DESDE MI VARYKINO
Tras varios días de cambios, adaptaciones, idas y venidas, estoy asentado en mi particular Varykino estival, donde el silencio facilita el descanso, la luz ilumina los rincones más oscuros, el asfalto se hace olvido, la distancia facilita el aislamiento, el jardín reverdece la esperanza, la vecindad se aleja y el frescor despierta el ánimo.
Cíclico retorno al sosiego extraditador de cláxones que conduce a una paz distanciada de cánticos embriagados de madrugada, cuando el festivo bullicio juvenil hace intransitables las aceras y el ritmo trepidante de los altavoces llega al dormitorio urbano golpeando los tímpanos del insomnio en el velatorio nocturno.
Regresar a Varykino lleva a la recuperación de la memoria perdida en el invierno de la ciudad, donde las fotos en sepia no tienen cabida en la estrechez del espacio familiar reducido a un metro cuadrado por los especuladores de la piqueta, el yeso, las tejas y ladrillos.

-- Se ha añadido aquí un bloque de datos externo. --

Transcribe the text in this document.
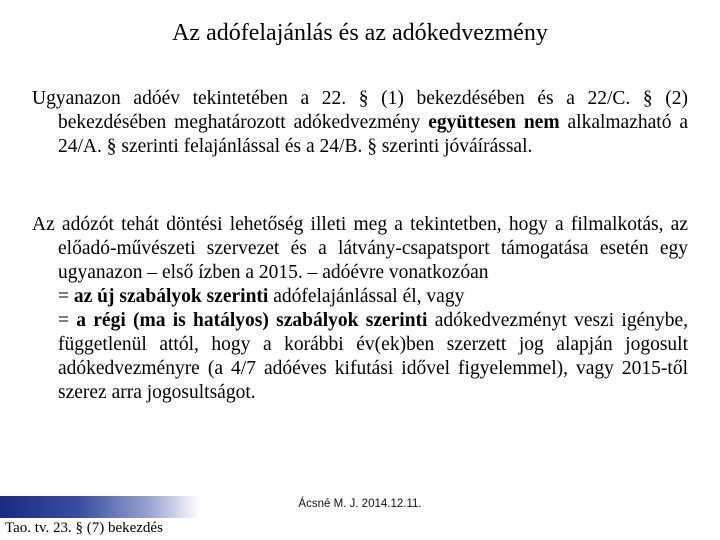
Az adófelajánlás és az adókedvezmény
Ugyanazon adóév tekintetében a 22. § (1) bekezdésében és a 22/C. § (2) bekezdésében meghatározott adókedvezmény együttesen nem alkalmazható a 24/A. § szerinti felajánlással és a 24/B. § szerinti jóváírással.
Az adózót tehát döntési lehetőség illeti meg a tekintetben, hogy a filmalkotás, az előadó-művészeti szervezet és a látvány-csapatsport támogatása esetén egy ugyanazon – első ízben a 2015. – adóévre vonatkozóan
= az új szabályok szerinti adófelajánlással él, vagy
= a régi (ma is hatályos) szabályok szerinti adókedvezményt veszi igénybe, függetlenül attól, hogy a korábbi év(ek)ben szerzett jog alapján jogosult adókedvezményre (a 4/7 adóéves kifutási idővel figyelemmel), vagy 2015-től szerez arra jogosultságot.
Ácsné M. J. 2014.12.11.
Tao. tv. 23. § (7) bekezdés
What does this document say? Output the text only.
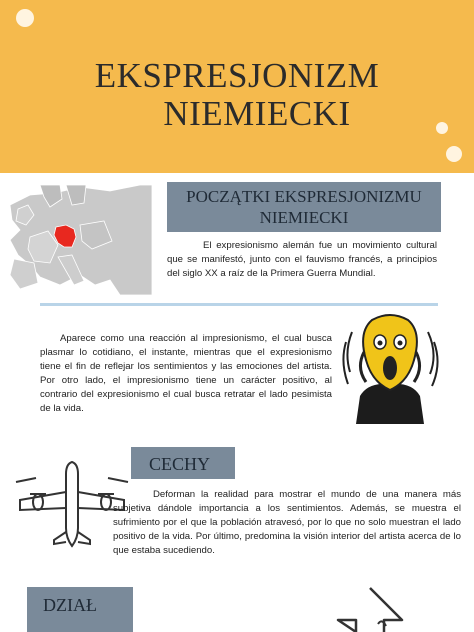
EKSPRESJONIZM
NIEMIECKI
POCZĄTKI EKSPRESJONIZMU NIEMIECKI
El expresionismo alemán fue un movimiento cultural que se manifestó, junto con el fauvismo francés, a principios del siglo XX a raíz de la Primera Guerra Mundial.
Aparece como una reacción al impresionismo, el cual busca plasmar lo cotidiano, el instante, mientras que el expresionismo tiene el fin de reflejar los sentimientos y las emociones del artista. Por otro lado, el impresionismo tiene un carácter positivo, al contrario del expresionismo el cual busca retratar el lado pesimista de la vida.
CECHY
Deforman la realidad para mostrar el mundo de una manera más subjetiva dándole importancia a los sentimientos. Además, se muestra el sufrimiento por el que la población atravesó, por lo que no solo muestran el lado positivo de la vida. Por último, predomina la visión interior del artista acerca de lo que estaba sucediendo.
DZIAŁ
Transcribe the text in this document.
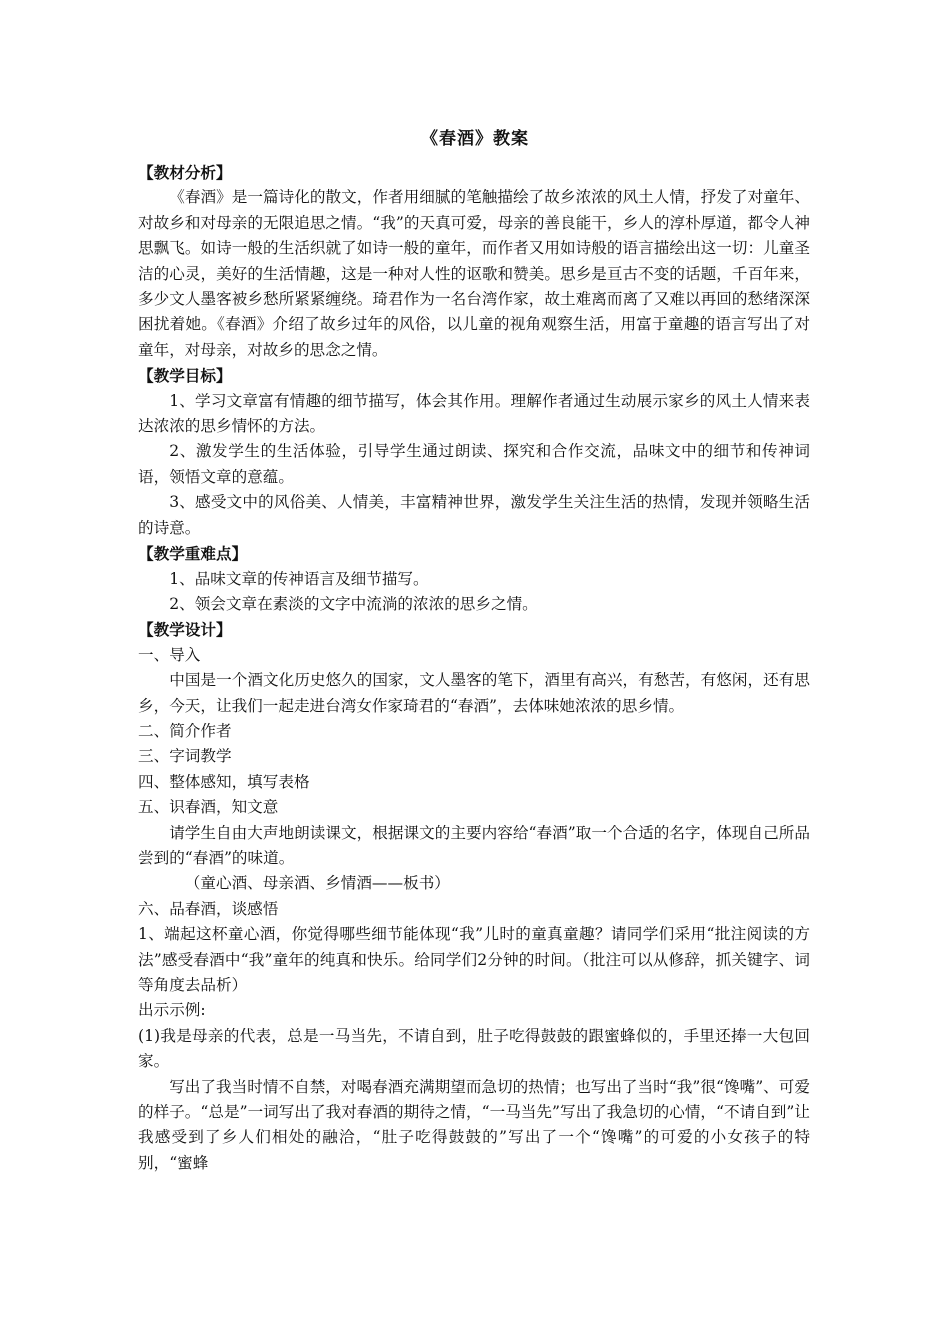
《春酒》教案

【教材分析】

《春酒》是一篇诗化的散文，作者用细腻的笔触描绘了故乡浓浓的风土人情，抒发了对童年、对故乡和对母亲的无限追思之情。“我”的天真可爱，母亲的善良能干，乡人的淳朴厚道，都令人神思飘飞。如诗一般的生活织就了如诗一般的童年，而作者又用如诗般的语言描绘出这一切：儿童圣洁的心灵，美好的生活情趣，这是一种对人性的讴歌和赞美。思乡是亘古不变的话题，千百年来，多少文人墨客被乡愁所紧紧缠绕。琦君作为一名台湾作家，故土难离而离了又难以再回的愁绪深深困扰着她。《春酒》介绍了故乡过年的风俗，以儿童的视角观察生活，用富于童趣的语言写出了对童年，对母亲，对故乡的思念之情。

【教学目标】

1、学习文章富有情趣的细节描写，体会其作用。理解作者通过生动展示家乡的风土人情来表达浓浓的思乡情怀的方法。

2、激发学生的生活体验，引导学生通过朗读、探究和合作交流，品味文中的细节和传神词语，领悟文章的意蕴。

3、感受文中的风俗美、人情美，丰富精神世界，激发学生关注生活的热情，发现并领略生活的诗意。

【教学重难点】

1、品味文章的传神语言及细节描写。

2、领会文章在素淡的文字中流淌的浓浓的思乡之情。

【教学设计】

一、导入

中国是一个酒文化历史悠久的国家，文人墨客的笔下，酒里有高兴，有愁苦，有悠闲，还有思乡，今天，让我们一起走进台湾女作家琦君的“春酒”，去体味她浓浓的思乡情。

二、简介作者

三、字词教学

四、整体感知，填写表格

五、识春酒，知文意

请学生自由大声地朗读课文，根据课文的主要内容给“春酒”取一个合适的名字，体现自己所品尝到的“春酒”的味道。

（童心酒、母亲酒、乡情酒——板书）

六、品春酒，谈感悟

1、端起这杯童心酒，你觉得哪些细节能体现“我”儿时的童真童趣？请同学们采用“批注阅读的方法”感受春酒中“我”童年的纯真和快乐。给同学们2分钟的时间。（批注可以从修辞，抓关键字、词等角度去品析）

出示示例:

(1)我是母亲的代表，总是一马当先，不请自到，肚子吃得鼓鼓的跟蜜蜂似的，手里还捧一大包回家。

写出了我当时情不自禁，对喝春酒充满期望而急切的热情；也写出了当时“我”很“馋嘴”、可爱的样子。“总是”一词写出了我对春酒的期待之情，“一马当先”写出了我急切的心情，“不请自到”让我感受到了乡人们相处的融洽，“肚子吃得鼓鼓的”写出了一个“馋嘴”的可爱的小女孩子的特别，“蜜蜂
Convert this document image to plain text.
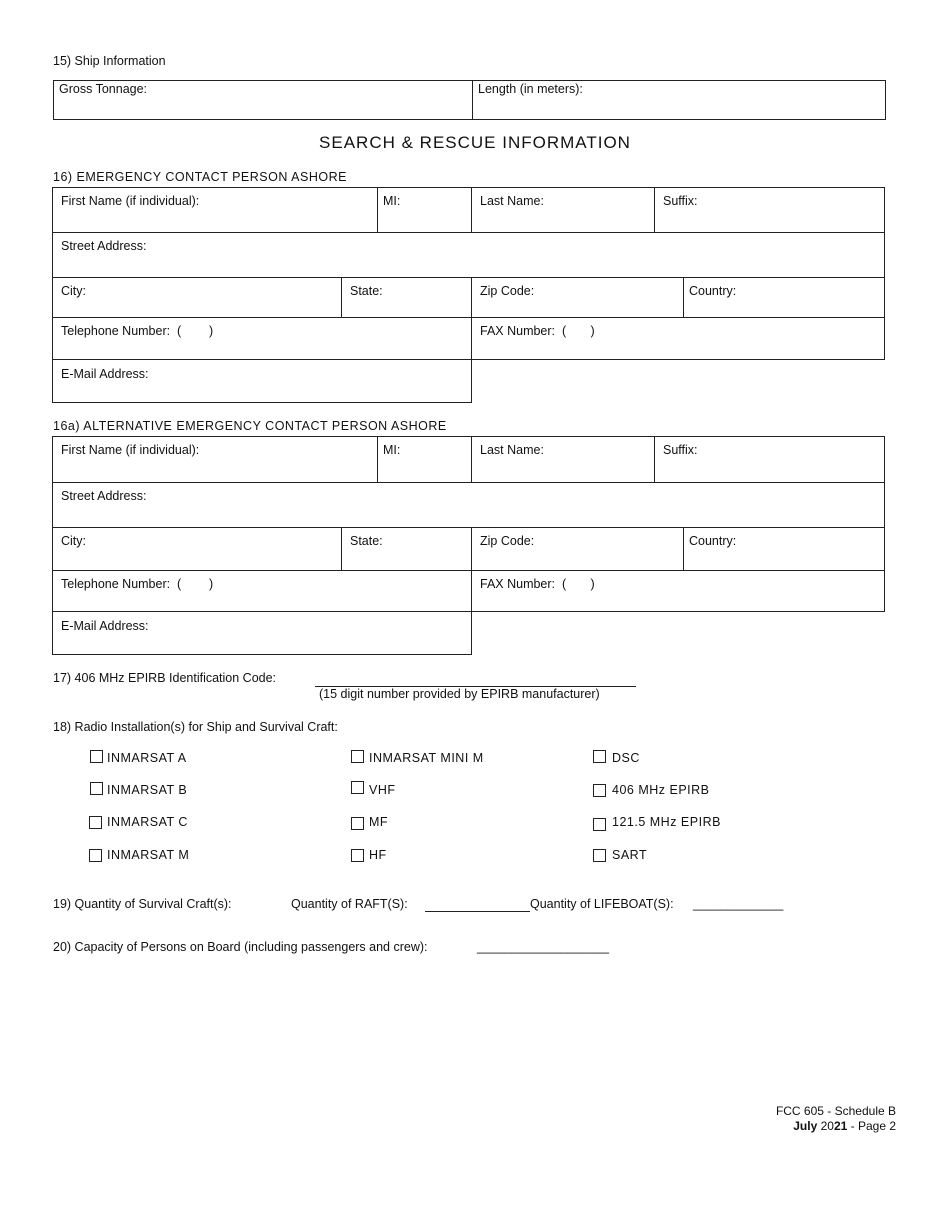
15) Ship Information
Gross Tonnage:	Length (in meters):
SEARCH & RESCUE INFORMATION
16) EMERGENCY CONTACT PERSON ASHORE
First Name (if individual):	MI:	Last Name:	Suffix:
Street Address:
City:	State:	Zip Code:	Country:
Telephone Number:  (        )	FAX Number:  (       )
E-Mail Address:
16a) ALTERNATIVE EMERGENCY CONTACT PERSON ASHORE
First Name (if individual):	MI:	Last Name:	Suffix:
Street Address:
City:	State:	Zip Code:	Country:
Telephone Number:  (        )	FAX Number:  (       )
E-Mail Address:
17) 406 MHz EPIRB Identification Code:
(15 digit number provided by EPIRB manufacturer)
18) Radio Installation(s) for Ship and Survival Craft:
INMARSAT A	INMARSAT MINI M	DSC
INMARSAT B	VHF	406 MHz EPIRB
INMARSAT C	MF	121.5 MHz EPIRB
INMARSAT M	HF	SART
19) Quantity of Survival Craft(s):	Quantity of RAFT(S):	Quantity of LIFEBOAT(S): _____________
20) Capacity of Persons on Board (including passengers and crew):	___________________
FCC 605 - Schedule B
July 2021 - Page 2
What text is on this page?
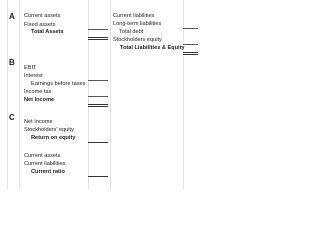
A Current assets
Fixed assets
Total Assets
Current liabilities
Long-term liabilities
Total debt
Stockholders equity
Total Liabilities & Equity
B
EBIT
Interest
Earnings before taxes
Income tax
Net Income
C Net Income
Stockholders' equity
Return on equity
Current assets
Current liabilities
Current ratio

Extramuros de la ciudad, el refugio sedentario del alma custodia la historia personal en los archivos domésticos donde recuperan vida páginas vitales en recortes de periódicos y diarios escolares que reflejan la experiencia de las aulas, cuando el verano se antojaba regalo pasajero escapado de las manos antes de atraparlo.
Se abre una vez más el remanso de Varykino, llegando este año con imposible vocación de eternidad, cerrando el paso a la nieve y los cielos grises, pero avisando que el regreso de las aves a las tierras calidad del sur, me devolverá de nuevo al abrigo familiar del fuegoil urbano en el subsuelo de las calderas.